Development process improvement/2014-01-22/Notes
Inter-team Collaboration
edit
- Product review doesn't always happen
- Getting security review can take a long time
- WMF product should be consulted on some shellbugs
Task/Bug/Story tracking
edit
- Keeping non-Bugzilla tracking systems (Mingle/Trello) synced with Bugzilla is hard
- Sometimes shellbug requests bypass bugzilla
- How do we know that a shellbug request has consensus
Deployment software and configuration (eg: scap, sartoris)
edit
- Security patches don't always get reapplied when extensions are redeployed
- Beta cluster can be broken by a production config change
- External software dependencies keep some software from riding the train
Deployment process/cultural norms
edit
- People sometimes merge wmfconfig changes without deploying
- Some teams/products don't ride the train
- Error apathy. Lots of known bugs that nobody is fixing ("Meh. That error is always there or ignore it")
- Time between merge and release branch cut can be 1m to 1w.
- "Minor" changes deployed outside windows
- Sometimes people deploy during reserved deploy windows that they don't own
- Need for backwards compatibility with schema changes limits velocity
- Instrumentation is not sufficent for continuous deployment
- Bug fixes don't roll out quickly enough
- Unit test coverage is inadequate across features and projects.
- Browser/full stack tests are effective, but we rely on them too much
- No facility for pre-merge full stack tests
- Browser tests are slow (and always will be, even at their fastest)
- We don't test integration across repos at branch cut time (extensions with core, config with extensions; not an easy task)
- Could run browser tests on branch cut. Integration/API tests would be useful.
- Labs configuration is not like production
- Setting up a complex wiki environment in Labs is often manual/difficult
- Can't easily run automated browser tests against Vagrant. Improvements to this in process now: https://bugzilla.wikimedia.org/show_bug.cgi?id=58939
- Bootstrapping a wiki on Vagrant isn't automated
- No official Vagrant maintainer
- Gerrit's workflow is "not like github"
- "Most" things ride the train
- But lots of things go as Lightning deploys
- Is it broken in prod?
- Is it going to break prod?
- And then there is Parsoid...
- Block commit from production unless a related commit is in production (from Core or Extension)
- Has bitten Cirrus on more than one occasion; primarily on the old branch
- Would be nice to automate a "-2 until other change merges" workflow (used by VE)

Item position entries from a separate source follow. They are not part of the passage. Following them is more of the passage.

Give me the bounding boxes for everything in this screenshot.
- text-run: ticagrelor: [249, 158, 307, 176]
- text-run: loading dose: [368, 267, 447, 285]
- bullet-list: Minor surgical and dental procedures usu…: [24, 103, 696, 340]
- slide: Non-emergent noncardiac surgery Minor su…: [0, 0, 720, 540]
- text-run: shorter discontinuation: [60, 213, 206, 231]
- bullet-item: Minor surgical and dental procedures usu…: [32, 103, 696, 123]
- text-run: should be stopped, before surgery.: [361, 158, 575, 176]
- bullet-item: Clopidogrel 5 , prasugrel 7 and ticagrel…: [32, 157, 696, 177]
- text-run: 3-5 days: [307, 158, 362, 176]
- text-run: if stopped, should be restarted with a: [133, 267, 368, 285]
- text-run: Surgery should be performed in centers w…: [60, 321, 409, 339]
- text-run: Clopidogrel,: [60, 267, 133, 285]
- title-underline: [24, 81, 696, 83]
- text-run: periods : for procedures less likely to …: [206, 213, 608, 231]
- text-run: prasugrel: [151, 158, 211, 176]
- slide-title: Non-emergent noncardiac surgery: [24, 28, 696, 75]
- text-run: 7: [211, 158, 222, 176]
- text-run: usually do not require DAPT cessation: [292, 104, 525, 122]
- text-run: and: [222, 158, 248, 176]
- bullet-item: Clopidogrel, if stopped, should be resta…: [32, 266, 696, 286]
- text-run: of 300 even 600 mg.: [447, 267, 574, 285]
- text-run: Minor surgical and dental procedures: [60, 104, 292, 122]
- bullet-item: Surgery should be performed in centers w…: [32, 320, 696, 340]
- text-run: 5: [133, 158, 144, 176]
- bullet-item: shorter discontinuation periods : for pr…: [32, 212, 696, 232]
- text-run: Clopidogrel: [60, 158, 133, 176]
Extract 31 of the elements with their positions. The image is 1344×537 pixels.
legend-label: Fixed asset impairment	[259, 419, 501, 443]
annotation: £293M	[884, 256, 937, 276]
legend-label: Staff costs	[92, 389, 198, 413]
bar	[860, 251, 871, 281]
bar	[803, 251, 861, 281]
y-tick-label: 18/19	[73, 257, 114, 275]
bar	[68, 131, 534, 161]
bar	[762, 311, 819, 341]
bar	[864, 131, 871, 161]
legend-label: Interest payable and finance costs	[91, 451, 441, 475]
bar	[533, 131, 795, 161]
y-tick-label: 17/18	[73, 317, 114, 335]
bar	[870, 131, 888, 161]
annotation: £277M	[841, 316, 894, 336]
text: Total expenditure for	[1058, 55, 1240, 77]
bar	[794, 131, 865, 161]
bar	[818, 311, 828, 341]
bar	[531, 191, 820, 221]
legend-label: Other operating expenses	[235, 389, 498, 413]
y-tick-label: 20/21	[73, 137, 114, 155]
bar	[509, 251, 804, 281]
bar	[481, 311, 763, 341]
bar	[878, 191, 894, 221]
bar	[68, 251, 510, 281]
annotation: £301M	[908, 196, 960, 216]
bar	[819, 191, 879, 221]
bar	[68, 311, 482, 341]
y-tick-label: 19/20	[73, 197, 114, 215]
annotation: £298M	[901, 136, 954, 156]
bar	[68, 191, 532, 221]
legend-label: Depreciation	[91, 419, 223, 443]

- Backports suffer from same/sililar problem and it's possibly exacerbated
- Integrate browser tests with Jenkins (CI is working on this; browser tests being slow is a problem)
- Replace (most of) lightning deploys with a task force of rotating deployers that gathers bug fixes and deploys them during a daily window
- Hopefully makes nominating things for fast deployments more egalitarian
- Visual regression testing. We have spiked this using Sikuli but the value seems low for now at least.